Tagged: Bill Ayers


Old thoughts (26 October 2008):

A McCain defeat is likely to be paired with significant defeats downstream from the Presidential race. This would portend a period of bloodletting within the Republican Party and among conservatives more generally. Since Republican Party partisans have been prone to high levels of symbolic violence directed at Democrats (and supporters of Democrats), this propensity to demonize the Other will likely be turned inward. This seems to have begun already (see the leaks coming from the McCain and Palin camps). On a more general level, it seems that an open war is breaking out between evangelicals and nativists, who have been the shock troops of Republican success since 1980, and the conservative “intelligentsia” (op-ed writers and professional political strategists) over both the content and tenor of Republican/Conservative politics. Not only may evangelicals be closed out of power in the Congress and Executive branch, but they have not yet reaped any concrete benefits of 28 years of loyalty to the Republican brand: Roe v. Wade hasn’t been overturned, no “right to life” amendment has been ratified, and the latest threat to humankind, “gay marriage,” has become more acceptable to the public. Nativists are also unhappy as the issue of “illegals” has not been a campaign theme for McCain (who once upon a time championed a form of immigration reform that boiled the blood of the vigilantes patrolling America’s southern border).

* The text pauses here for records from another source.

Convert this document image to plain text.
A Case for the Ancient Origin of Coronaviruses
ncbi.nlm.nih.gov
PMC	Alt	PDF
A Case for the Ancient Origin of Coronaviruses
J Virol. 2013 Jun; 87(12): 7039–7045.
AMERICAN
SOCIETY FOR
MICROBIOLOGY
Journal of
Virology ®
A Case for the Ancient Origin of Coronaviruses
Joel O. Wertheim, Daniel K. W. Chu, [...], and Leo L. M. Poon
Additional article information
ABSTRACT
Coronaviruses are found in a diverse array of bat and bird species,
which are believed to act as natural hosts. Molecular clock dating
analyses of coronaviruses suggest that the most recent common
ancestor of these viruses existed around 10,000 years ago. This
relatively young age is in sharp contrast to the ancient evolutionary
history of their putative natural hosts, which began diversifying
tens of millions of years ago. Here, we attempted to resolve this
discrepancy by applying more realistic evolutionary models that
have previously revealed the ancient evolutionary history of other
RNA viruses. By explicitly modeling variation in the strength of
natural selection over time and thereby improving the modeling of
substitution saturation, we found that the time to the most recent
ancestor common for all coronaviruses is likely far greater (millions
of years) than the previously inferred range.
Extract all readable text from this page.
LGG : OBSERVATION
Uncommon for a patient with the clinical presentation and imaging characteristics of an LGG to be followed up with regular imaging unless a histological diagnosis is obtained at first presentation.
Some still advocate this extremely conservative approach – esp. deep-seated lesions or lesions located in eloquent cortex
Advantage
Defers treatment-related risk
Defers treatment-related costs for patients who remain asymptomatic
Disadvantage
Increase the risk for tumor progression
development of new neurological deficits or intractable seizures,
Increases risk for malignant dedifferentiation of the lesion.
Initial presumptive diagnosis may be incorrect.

The conservative intelligentsia is weary of the narrow-mindedness and anti-intelletualism of the Republican Party base: it realizes that Republicans will become a permanent minority party if they continue to cater to the exclusionary preferences of this base. This split could materialize in struggles over the soul of the party waged by Huckabee and Palin (on the one side), and Romney, Jindal, and Ridge (on the other side). Forward thinking Republicans will be more welcoming to people like Bloomberg and Weld as candidates and policy-makers; backward looking Republicans will continue to take marching orders from Limbaugh, Hannity, and the God Squad (Dobson and Perkins).

Enter the Tea Party in 2009.


New thoughts on the controversy over the label “progressive” and the Clinton and Sanders campaigns:

An analogous situation arose in 2008. Republicans questioned Mr Obama’s “character” by raising his “association” with Bill Ayers (“paling around with terrorists”) and his membership in the church of the firebrand Reverend Wright. In the end, the strategy of character assassination failed. In the present circumstances, Mr Sanders would do better to stick to substance (differences in policy).

The search for ideological purity is why the Republicans are a risible circus today. Mr Sanders should be wary of taking the Democratic Party (of which he’s never been a member) down this road to political perdition. It will only end in tears.